Whether one month's report is higher or lower than the previous one matters far less than the larger picture. It's better to assess whether the U.S. saw robust monthly job creation, healthy wage growth and an improvement in the structure of the labor market. Only when this trio of numbers materializes will the significant fall in the unemployment rate feel like, and constitute, genuine improvement for the majority of the country.
Today's report tells me we aren't there yet. While the U.S. continues to outperform most of its advanced-economy peers, its growth rate is stuck in low gear. The longer this continues, the greater the risk that the economy's potential will be dragged down.
To break the pattern and achieve what U.S. Federal Reserve Chair Janet Yellen calls "economic liftoff," the U.S. labor market needs to deliver the three elements I just mentioned (and do so simultaneously).

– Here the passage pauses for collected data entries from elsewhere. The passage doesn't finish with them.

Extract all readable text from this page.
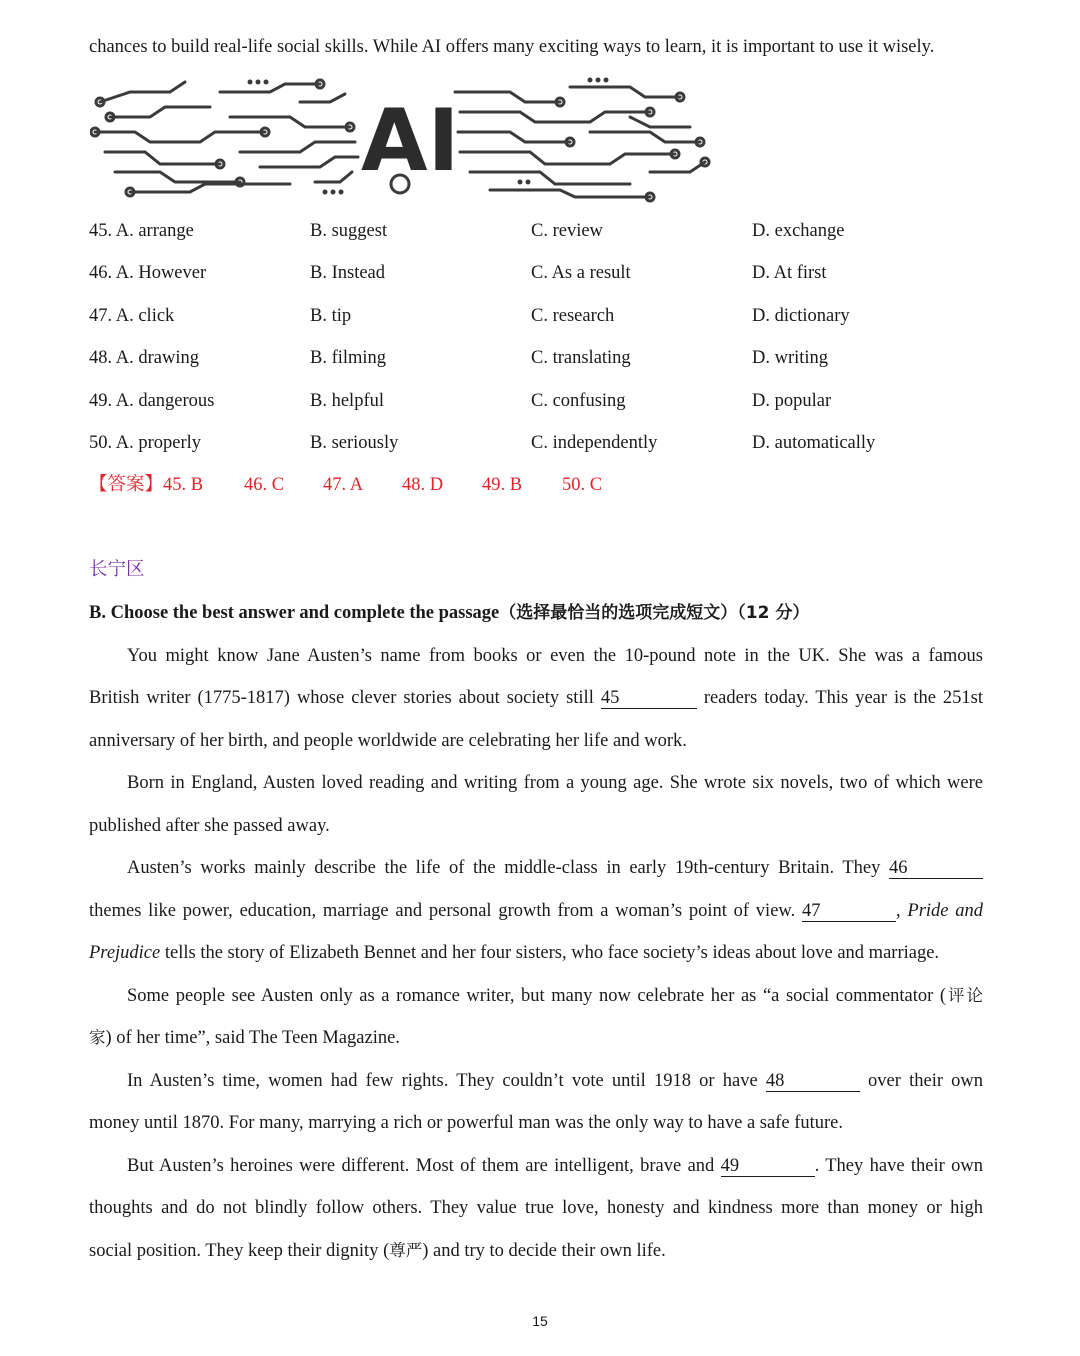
chances to build real-life social skills. While AI offers many exciting ways to learn, it is important to use it wisely.
AI
45. A. arrange	B. suggest	C. review	D. exchange
46. A. However	B. Instead	C. As a result	D. At first
47. A. click	B. tip	C. research	D. dictionary
48. A. drawing	B. filming	C. translating	D. writing
49. A. dangerous	B. helpful	C. confusing	D. popular
50. A. properly	B. seriously	C. independently	D. automatically
【答案】45. B 46. C 47. A 48. D 49. B 50. C
长宁区
B. Choose the best answer and complete the passage（选择最恰当的选项完成短文）（12 分）
You might know Jane Austen’s name from books or even the 10-pound note in the UK. She was a famous
British writer (1775-1817) whose clever stories about society still 45	readers today. This year is the 251st
anniversary of her birth, and people worldwide are celebrating her life and work.
Born in England, Austen loved reading and writing from a young age. She wrote six novels, two of which were
published after she passed away.
Austen’s works mainly describe the life of the middle-class in early 19th-century Britain. They 46
themes like power, education, marriage and personal growth from a woman’s point of view. 47	, Pride and
Prejudice tells the story of Elizabeth Bennet and her four sisters, who face society’s ideas about love and marriage.
Some people see Austen only as a romance writer, but many now celebrate her as “a social commentator (评论
家) of her time”, said The Teen Magazine.
In Austen’s time, women had few rights. They couldn’t vote until 1918 or have 48	over their own
money until 1870. For many, marrying a rich or powerful man was the only way to have a safe future.
But Austen’s heroines were different. Most of them are intelligent, brave and 49	. They have their own
thoughts and do not blindly follow others. They value true love, honesty and kindness more than money or high
social position. They keep their dignity (尊严) and try to decide their own life.
15
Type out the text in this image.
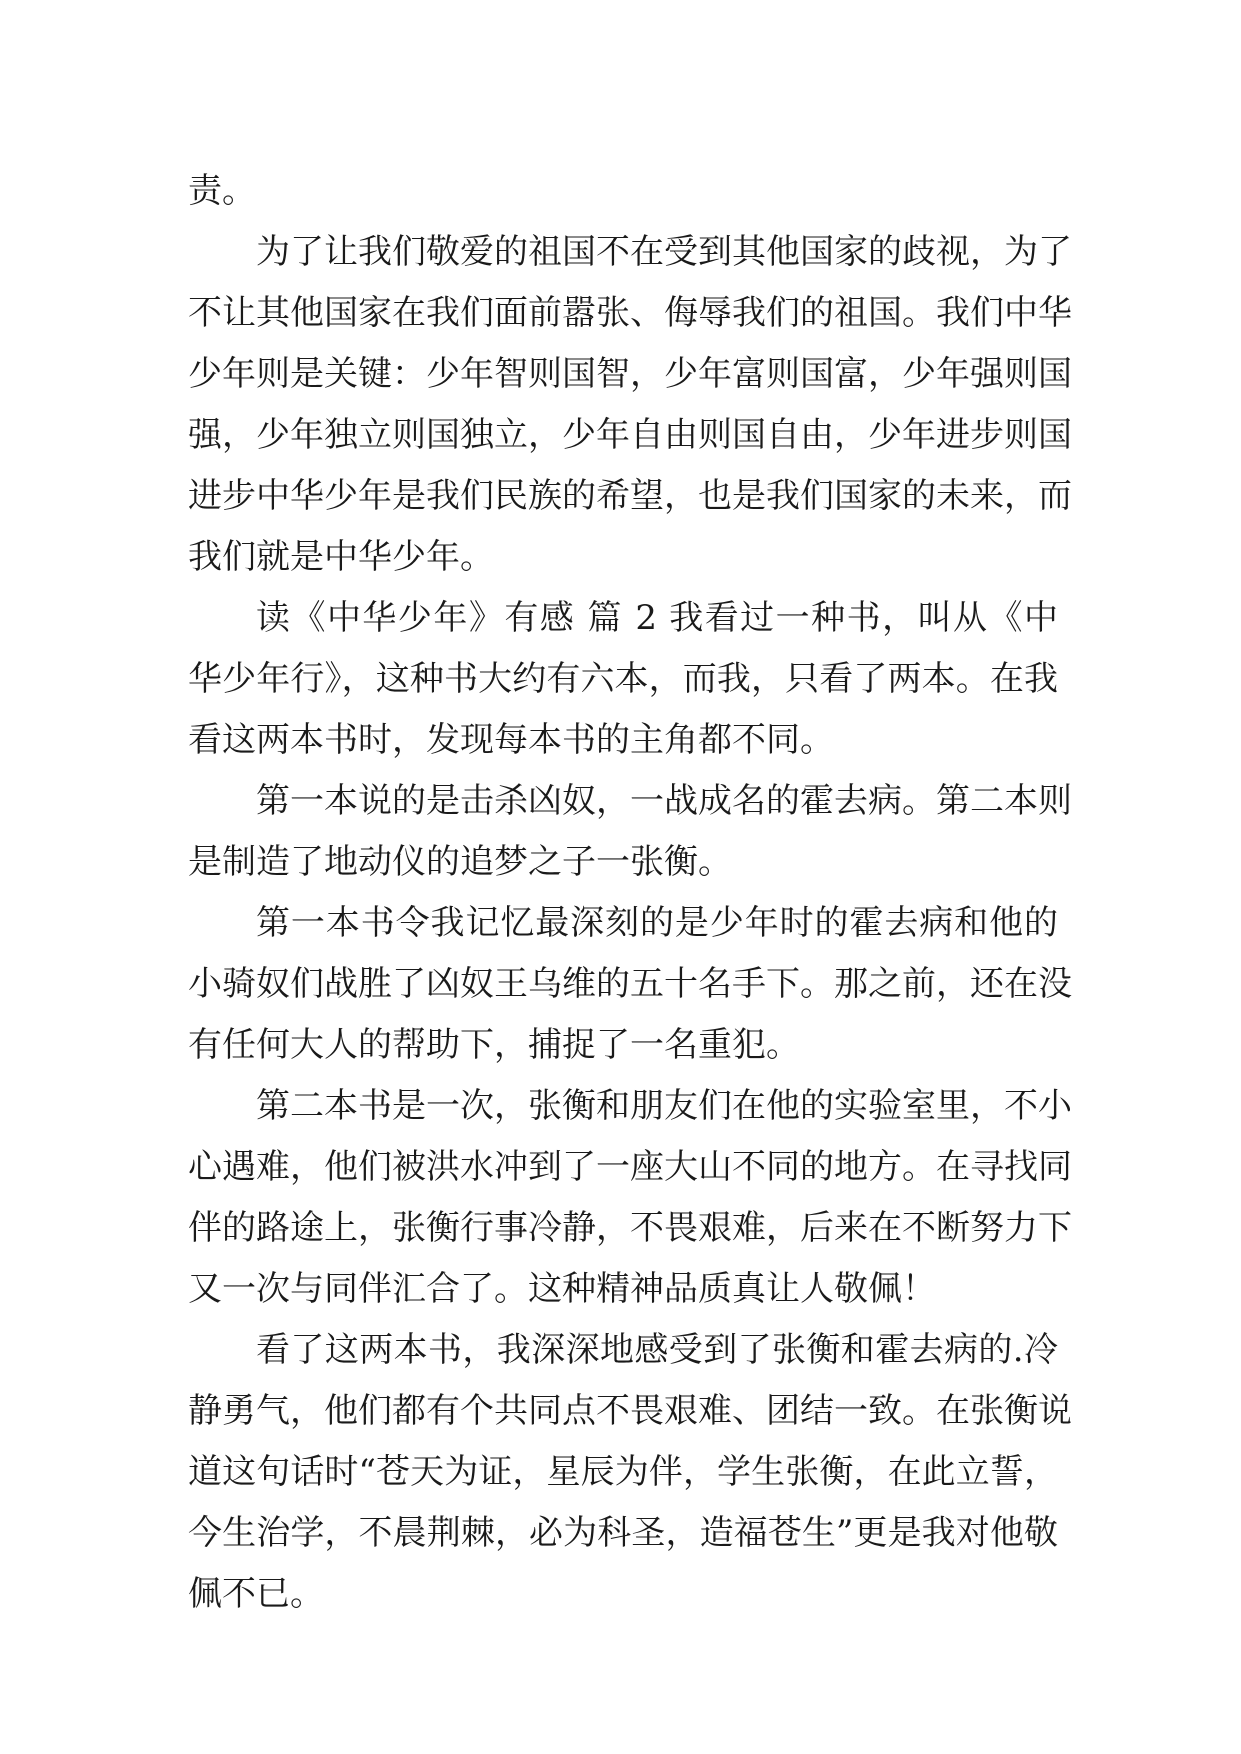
责。
为了让我们敬爱的祖国不在受到其他国家的歧视，为了
不让其他国家在我们面前嚣张、侮辱我们的祖国。我们中华
少年则是关键：少年智则国智，少年富则国富，少年强则国
强，少年独立则国独立，少年自由则国自由，少年进步则国
进步中华少年是我们民族的希望，也是我们国家的未来，而
我们就是中华少年。
读《中华少年》有感 篇 2 我看过一种书，叫从《中
华少年行》，这种书大约有六本，而我，只看了两本。在我
看这两本书时，发现每本书的主角都不同。
第一本说的是击杀凶奴，一战成名的霍去病。第二本则
是制造了地动仪的追梦之子一张衡。
第一本书令我记忆最深刻的是少年时的霍去病和他的
小骑奴们战胜了凶奴王乌维的五十名手下。那之前，还在没
有任何大人的帮助下，捕捉了一名重犯。
第二本书是一次，张衡和朋友们在他的实验室里，不小
心遇难，他们被洪水冲到了一座大山不同的地方。在寻找同
伴的路途上，张衡行事冷静，不畏艰难，后来在不断努力下
又一次与同伴汇合了。这种精神品质真让人敬佩！
看了这两本书，我深深地感受到了张衡和霍去病的.冷
静勇气，他们都有个共同点不畏艰难、团结一致。在张衡说
道这句话时“苍天为证，星辰为伴，学生张衡，在此立誓，
今生治学，不晨荆棘，必为科圣，造福苍生”更是我对他敬
佩不已。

Otherwise, the sense of economic malaise will persist, fueled by subpotential growth, excessive underemployment, unusually stagnant earnings for much of the population and rising inequalities of income, wealth and opportunity.
The September jobs report released today suggests that the U.S. is again creating more than 200,000 jobs a month. The addition of 248,000 jobs is accompanied by a significant upward revision to the July and August numbers. With a net add of almost 320,000 jobs, the three-month average now stands at 224,000. The unemployment rate edged down to 5.9 percent, its lowest level since July 2008.

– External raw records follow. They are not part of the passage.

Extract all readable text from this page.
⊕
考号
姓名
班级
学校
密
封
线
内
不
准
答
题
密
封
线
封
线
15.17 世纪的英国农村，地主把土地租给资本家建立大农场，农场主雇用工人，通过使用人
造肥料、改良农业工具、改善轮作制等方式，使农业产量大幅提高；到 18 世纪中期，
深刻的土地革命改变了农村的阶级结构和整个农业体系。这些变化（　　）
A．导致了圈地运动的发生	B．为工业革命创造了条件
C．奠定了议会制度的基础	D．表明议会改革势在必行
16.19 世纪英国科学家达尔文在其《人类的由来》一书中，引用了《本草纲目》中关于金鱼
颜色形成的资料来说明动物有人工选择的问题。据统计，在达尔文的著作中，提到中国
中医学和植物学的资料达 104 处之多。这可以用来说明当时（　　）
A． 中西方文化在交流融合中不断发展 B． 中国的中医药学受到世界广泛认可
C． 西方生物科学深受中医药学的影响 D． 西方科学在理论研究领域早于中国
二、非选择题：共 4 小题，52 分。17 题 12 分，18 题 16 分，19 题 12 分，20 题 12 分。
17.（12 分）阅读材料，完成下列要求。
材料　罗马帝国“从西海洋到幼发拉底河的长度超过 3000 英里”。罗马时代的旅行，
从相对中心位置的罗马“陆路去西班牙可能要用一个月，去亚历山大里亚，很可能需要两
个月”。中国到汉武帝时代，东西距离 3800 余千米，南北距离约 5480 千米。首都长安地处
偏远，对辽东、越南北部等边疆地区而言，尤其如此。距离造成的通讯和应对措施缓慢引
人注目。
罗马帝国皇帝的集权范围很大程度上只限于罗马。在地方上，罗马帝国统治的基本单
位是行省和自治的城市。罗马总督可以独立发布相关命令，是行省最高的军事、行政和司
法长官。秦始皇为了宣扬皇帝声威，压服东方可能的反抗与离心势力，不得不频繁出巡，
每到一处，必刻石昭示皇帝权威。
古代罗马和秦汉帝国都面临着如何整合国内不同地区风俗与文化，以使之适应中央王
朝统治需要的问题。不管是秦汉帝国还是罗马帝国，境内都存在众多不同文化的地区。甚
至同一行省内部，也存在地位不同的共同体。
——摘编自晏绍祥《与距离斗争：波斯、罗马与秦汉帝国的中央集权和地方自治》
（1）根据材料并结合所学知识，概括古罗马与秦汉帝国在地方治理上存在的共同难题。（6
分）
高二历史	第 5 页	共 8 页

Yet the positive news on job creation doesn't extend to wage growth. The annual increase in earnings slipped to 2 percent, below a still-modest expectation of 2.2 percent. At the same time, the labor-force participation rate fell slightly to 62.7 percent from 62.8 percent in August, a multidecade low.
Then there are the indicators of the structural health of the labor markets, an aspect I follow closely. Here the news isn't good. At 3 million, the number of long-term unemployed hardly budged. Youth unemployment rose somewhat to 20 percent, giving up half the gains of the prior month. And joblessness among those lacking a college education is still too high.

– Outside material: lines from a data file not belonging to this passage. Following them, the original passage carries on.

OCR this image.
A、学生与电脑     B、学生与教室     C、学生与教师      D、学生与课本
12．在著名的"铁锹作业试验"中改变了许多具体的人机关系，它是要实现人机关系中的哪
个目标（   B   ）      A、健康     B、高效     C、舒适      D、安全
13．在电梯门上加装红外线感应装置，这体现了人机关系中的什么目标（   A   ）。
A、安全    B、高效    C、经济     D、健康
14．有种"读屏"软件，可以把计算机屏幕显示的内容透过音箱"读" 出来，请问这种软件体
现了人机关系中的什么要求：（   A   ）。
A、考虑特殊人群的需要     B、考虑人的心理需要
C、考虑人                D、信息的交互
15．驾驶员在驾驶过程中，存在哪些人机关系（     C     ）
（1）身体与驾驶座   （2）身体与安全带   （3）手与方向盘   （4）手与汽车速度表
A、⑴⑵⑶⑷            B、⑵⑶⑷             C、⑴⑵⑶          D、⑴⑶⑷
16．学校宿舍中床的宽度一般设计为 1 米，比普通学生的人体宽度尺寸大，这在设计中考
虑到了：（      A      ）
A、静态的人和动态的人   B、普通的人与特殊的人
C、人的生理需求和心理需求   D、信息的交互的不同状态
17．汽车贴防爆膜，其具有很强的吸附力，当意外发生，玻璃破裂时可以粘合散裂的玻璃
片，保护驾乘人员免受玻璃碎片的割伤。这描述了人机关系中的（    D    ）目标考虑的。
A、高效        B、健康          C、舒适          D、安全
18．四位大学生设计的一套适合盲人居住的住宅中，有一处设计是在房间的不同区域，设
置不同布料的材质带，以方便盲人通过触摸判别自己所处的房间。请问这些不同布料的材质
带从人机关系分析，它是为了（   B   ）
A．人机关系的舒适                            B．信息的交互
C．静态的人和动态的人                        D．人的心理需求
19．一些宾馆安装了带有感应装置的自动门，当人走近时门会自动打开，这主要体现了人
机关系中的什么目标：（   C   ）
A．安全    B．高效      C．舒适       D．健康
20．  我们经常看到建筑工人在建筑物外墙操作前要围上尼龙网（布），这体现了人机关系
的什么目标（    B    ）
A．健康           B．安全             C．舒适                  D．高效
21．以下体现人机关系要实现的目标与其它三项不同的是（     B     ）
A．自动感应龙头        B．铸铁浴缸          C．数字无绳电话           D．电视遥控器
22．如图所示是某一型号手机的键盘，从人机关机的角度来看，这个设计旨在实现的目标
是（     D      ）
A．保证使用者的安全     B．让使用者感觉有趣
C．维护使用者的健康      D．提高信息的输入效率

In sum, today's employment report points to an economy that continues to improve, yet only gradually. The U.S. has yet to emerge from its frustrating post-crisis "new normal," or what Christine Lagarde, the managing director of the International Monetary Fund, said Thursday is a "new mediocre" period. Given weakness elsewhere in the global economy, the U.S. recovery isn't likely to lift many boats unless Congress joins the Fed and adopts measures that lift consumer demand, reduce long-term debt and promote stronger economic growth.